A partir do que Peter Gay denominou como “outro conveniente” ou “inimigo objetivo”, alguém que é apontado como culpado por problemas que atingem determinada sociedade, portanto, como uma ameaça a ser combatida com violência, compreendemos a afirmação de Paxton (2008) que, a respeito de “um fascismo norte americano”, este seria “autenticamente popular, religioso, antinegros e, a partir do 11 de setembro, também antiislâmico” (P.287). Deste modo, percebemos que a possibilidade da apropriação do fascismo em um contexto totalmente distinto é possível a partir da inclinação das massas em aceitar a ideologia, reforçada pela censura, violência e propaganda.
Para estudar o caso é necessária a compreensão de que forma as organizações de massa na Alemanha foram projetadas para inculcar nos jovens os mitos básicos do regime como o culto ao Fürher, sentimentos nacionalistas e raciais, aceitação das guerras e da violência. (DE GRAND, 2005), pois estas foram as bases para a elaboração do projeto A Terceira Onda. Dessa forma, a realização de debates em torno desses movimentos fornece subsídios para os educadores pensarem a discussão em sala de aula em torno de sistemas políticos autoritários e formas de intolerância geradas a partir deles.
Esse estudo se justifica ao pensar a escola como um ambiente de conscientização e formação de opinião contra a barbárie e o extremismo político. É “preciso reconhecer os mecanismos que tornam as pessoas capazes de cometer tais atos” (ADORNO, 1995, p.120) tornando a educação um instrumento transformador enquanto auto-reflexão e crítica social. O ensino e a pesquisa nesse sentido devem se auxiliar mutuamente, pois a produção do conhecimento através de fatos e fontes privilegiará a reprodução e discussão nas disciplinas escolares desses conteúdos em sala de aula pelo docente.
Para isto, a metodologia desta pesquisa partirá do levantamento das edições do jornal The Catamount, que estão disponíveis para consulta e download em formato PDF no site The Wave (http://www.thewavehome.com/) gerido e supervisionado pelos participantes originais do movimento Terceira Onda.

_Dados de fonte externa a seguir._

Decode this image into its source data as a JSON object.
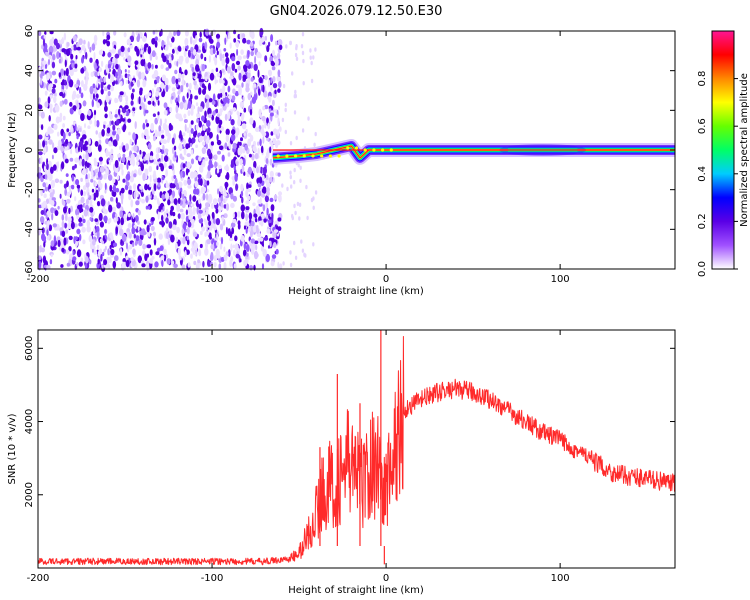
{
  "title": "GN04.2026.079.12.50.E30",
  "chart_data": [
    {
      "type": "heatmap",
      "xlabel": "Height of straight line (km)",
      "ylabel": "Frequency (Hz)",
      "xlim": [
        -200,
        166
      ],
      "ylim": [
        -60,
        60
      ],
      "x_ticks": [
        -200,
        -100,
        0,
        100
      ],
      "y_ticks": [
        -60,
        -40,
        -20,
        0,
        20,
        40,
        60
      ],
      "colorbar": {
        "label": "Normalized spectral amplitude",
        "range": [
          0,
          1
        ],
        "ticks": [
          "0.0",
          "0.2",
          "0.4",
          "0.6",
          "0.8"
        ],
        "colors": [
          "#ffffff",
          "#a050ff",
          "#5a00e6",
          "#0000ff",
          "#00ccff",
          "#00ff66",
          "#66ff00",
          "#ffff00",
          "#ff8800",
          "#ff0000",
          "#ff1493"
        ]
      },
      "signal": {
        "onset_km": -65,
        "center_frequency_hz": 0,
        "drift_points": [
          [
            -65,
            -4
          ],
          [
            -50,
            -3
          ],
          [
            -40,
            -2
          ],
          [
            -30,
            0
          ],
          [
            -20,
            2
          ],
          [
            -15,
            -4
          ],
          [
            -10,
            0
          ],
          [
            0,
            0
          ],
          [
            50,
            0
          ],
          [
            100,
            0
          ],
          [
            166,
            0
          ]
        ]
      }
    },
    {
      "type": "line",
      "xlabel": "Height of straight line (km)",
      "ylabel": "SNR (10 * v/v)",
      "xlim": [
        -200,
        166
      ],
      "ylim": [
        0,
        6500
      ],
      "x_ticks": [
        -200,
        -100,
        0,
        100
      ],
      "y_ticks": [
        2000,
        4000,
        6000
      ],
      "color": "#ff2a2a",
      "series": [
        {
          "name": "SNR",
          "x": [
            -200,
            -150,
            -100,
            -70,
            -55,
            -50,
            -45,
            -40,
            -35,
            -30,
            -25,
            -20,
            -15,
            -10,
            -5,
            -2,
            0,
            5,
            10,
            20,
            30,
            40,
            50,
            60,
            70,
            80,
            90,
            100,
            110,
            115,
            120,
            130,
            140,
            150,
            160,
            166
          ],
          "values": [
            180,
            180,
            180,
            180,
            250,
            400,
            900,
            1500,
            2300,
            2200,
            2600,
            3000,
            2300,
            2600,
            3100,
            2000,
            2200,
            3200,
            4300,
            4600,
            4800,
            4900,
            4800,
            4600,
            4300,
            4000,
            3700,
            3500,
            3200,
            3050,
            2900,
            2600,
            2500,
            2450,
            2350,
            2300
          ]
        }
      ],
      "spikes": [
        {
          "x": -38,
          "value": 3300
        },
        {
          "x": -28,
          "value": 5300
        },
        {
          "x": -15,
          "value": 4500
        },
        {
          "x": -3,
          "value": 6500
        },
        {
          "x": -1,
          "value": 100
        }
      ]
    }
  ]
}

Essas fontes serão coletadas, catalogadas e arquivadas em um banco de dados que facilite o acesso do pesquisador às principais fontes de pesquisa, caso o site seja retirado de circulação. Realizaremos uma investigação das informações referentes à Terceira Onda e ao professor Ron Jones, que deverão ser traduzidas para o português.
Durante a análise das fontes devemos entender que uma das preocupações essenciais ao se trabalhar a partir da perspectiva histórica é de não limitar os acontecimentos às ações e esquecer as ideologias e mentalidades motivadoras para tal fato (BLOCH, 2011). Esta pesquisa deve entender quais as motivações dos estudantes americanos que integraram o movimento da Terceira Onda ao tomarem para si a ideologia de cunho fascista em um contexto que não pertencia à Segunda Guerra Mundial.
Portanto, a relevância deste trabalho consiste em através do estudo da Terceira Onda tratar da intolerância e dos fascismos, temas relacionados ao ensino de história. A pertinência desta pesquisa se justifica pela ascensão de movimentos de extrema-direita na atualidade, inclusive no Brasil. Os discursos de ódio proferidos por esses grupos e apropriação de posturas de cunho fascista devem ser analisados pela perspectiva da educação com a finalidade de promover um debate significativo entre os profissionais do ensino. 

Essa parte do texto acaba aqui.